Firehose #98: The Dog Ate Our Internet
Also: The Internet informed me that I did a drive-by of Acid Central
Technology, amirite? The dreaded T-word hobbled our efforts in Episode #460, has imposed an unfortunate editing backlog on our Second Sunday/Members Only content, and even conspired against me being able to email the above photo to myself for the purposes of this newsletter. And yet! Said photo, a drive-by taken in the sleepy Hudson Valley hamlet of Millbrook, elicited the following comment on my Instagram: “That’s where Dr. Leary lived for a chunk of the 60s, and where G. Gordon Liddy went to arrest him.”
Color me intrigued! So I used technology to do a quickie search, and shore ‘nuff:
Leary and the group he gathered around him lived at the estate and performed research into psychedelics there. The Castalia Foundation also hosted weekend retreats on the estate where people paid to undergo the psychedelic experience without drugs, through meditation, yoga, and group therapy sessions. Leary, Alpert, and Ralph Metzner wrote the 1964 book The Psychedelic Experience at the mansion. People who lived at the estate included Richard Alpert, Arthur Kleps, and Maynard Ferguson, while the numerous visitors and guests included R. D. Laing, Alan Watts, Allen Ginsberg, Charles Mingus, Helen Merrill, and Ivy League academics. Ken Kesey and the Merry Pranksters visited in their bus Furthur but were unable to meet with Leary. Nina Graboi described Millbrook as "a cross between a country club, a madhouse, a research institute, a monastery, and a Fellini movie set. When you entered you were greeted by a sign that asked you to 'kindly check your esteemed ego at the door.'"
During Leary's residence at the mansion (1963–1968) the culture and ambiance there evolved from scholarly research into psychedelics to a more party-oriented atmosphere, exacerbated by an increasing stream of visitors, some youthful and of the hippie persuasion. The mansion was the target of drug raids. Leary and his group were evicted in 1968, and Leary moved to California.
Benefactress Peggy Mellon Hitchcock, in fact, died just last month. Seeing as how the Hitchcock Gatehouse Estate is just about a 14-mile drive from Fifdom Upstate HQ, I predict some … colorful tourism. So thanks, technology!
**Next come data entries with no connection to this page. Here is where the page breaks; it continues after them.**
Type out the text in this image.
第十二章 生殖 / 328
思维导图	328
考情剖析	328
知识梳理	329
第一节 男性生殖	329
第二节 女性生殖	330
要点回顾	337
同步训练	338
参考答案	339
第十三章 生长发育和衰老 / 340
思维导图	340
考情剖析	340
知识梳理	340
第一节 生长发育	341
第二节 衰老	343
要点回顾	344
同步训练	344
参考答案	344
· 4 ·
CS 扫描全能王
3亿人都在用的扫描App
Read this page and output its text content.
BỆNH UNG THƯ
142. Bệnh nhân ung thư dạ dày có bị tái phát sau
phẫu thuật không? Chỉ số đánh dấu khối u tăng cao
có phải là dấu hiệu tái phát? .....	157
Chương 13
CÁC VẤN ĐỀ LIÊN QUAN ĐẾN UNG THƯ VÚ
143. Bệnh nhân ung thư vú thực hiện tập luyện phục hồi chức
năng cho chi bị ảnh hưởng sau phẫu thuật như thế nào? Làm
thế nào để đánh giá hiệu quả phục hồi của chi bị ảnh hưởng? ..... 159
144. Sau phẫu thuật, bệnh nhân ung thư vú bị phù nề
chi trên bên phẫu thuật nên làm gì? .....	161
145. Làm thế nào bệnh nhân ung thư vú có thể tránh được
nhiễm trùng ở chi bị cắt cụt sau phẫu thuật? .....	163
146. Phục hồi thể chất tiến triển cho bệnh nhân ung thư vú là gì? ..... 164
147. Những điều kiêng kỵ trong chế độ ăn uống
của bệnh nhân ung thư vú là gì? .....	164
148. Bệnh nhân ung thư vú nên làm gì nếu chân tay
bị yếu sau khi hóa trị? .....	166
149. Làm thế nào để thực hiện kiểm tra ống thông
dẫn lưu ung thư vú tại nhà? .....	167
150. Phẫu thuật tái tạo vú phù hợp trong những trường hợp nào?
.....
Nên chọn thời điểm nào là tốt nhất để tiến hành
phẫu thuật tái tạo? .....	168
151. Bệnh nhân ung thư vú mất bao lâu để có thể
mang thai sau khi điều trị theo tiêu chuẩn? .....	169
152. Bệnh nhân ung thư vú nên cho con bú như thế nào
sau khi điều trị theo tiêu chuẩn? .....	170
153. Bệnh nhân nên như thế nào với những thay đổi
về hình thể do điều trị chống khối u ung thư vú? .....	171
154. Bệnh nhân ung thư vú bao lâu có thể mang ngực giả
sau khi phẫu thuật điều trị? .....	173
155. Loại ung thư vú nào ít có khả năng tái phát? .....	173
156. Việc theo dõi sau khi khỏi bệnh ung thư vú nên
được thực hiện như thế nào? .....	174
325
* Onward with video, audio, and LOTS of text: On the aforementioned #460 we talked about the All In episode in which hosts Chamath Palihapitiya, Jason Calacanis, David Sacks and David Friedberg question Donald Trump. Here ‘tis:
* Last week in the comments Cluis was kind enough to say that this here weekend thingie is “pound for pound the content champ of substack with only TGIF as a close second,” to which I responded, accurately, that “TGIF crushes me like a grape.” (Name that liner notes reference!) Let’s let Nellie Bowles, who popped into #187 once upon a time, use her grown-up words to demonstrate how right I am:
Don’t believe your eyes: The big move from the Biden presidential campaign over the last two weeks has been to say that what you see with your own eyes is not what is happening, not at all, not even close. Biden is young and strapping (I literally just saw him jump off a galloping horse, spin, and land on his feet with a gun drawn). The target this week: Biden froze onstage for a moment as a crowd applauded, and it was a little weird, but it was made much weirder by Barack Obama taking Biden by the hand, giving it a little squeeze, and gently walking him offstage.
You shouldn’t believe me; simply watch the video for yourself. Disinformation police, gather! Fact checkers, unite! Here’s the Associated Press with a “fact check.” It’s not a freeze, it’s a pause!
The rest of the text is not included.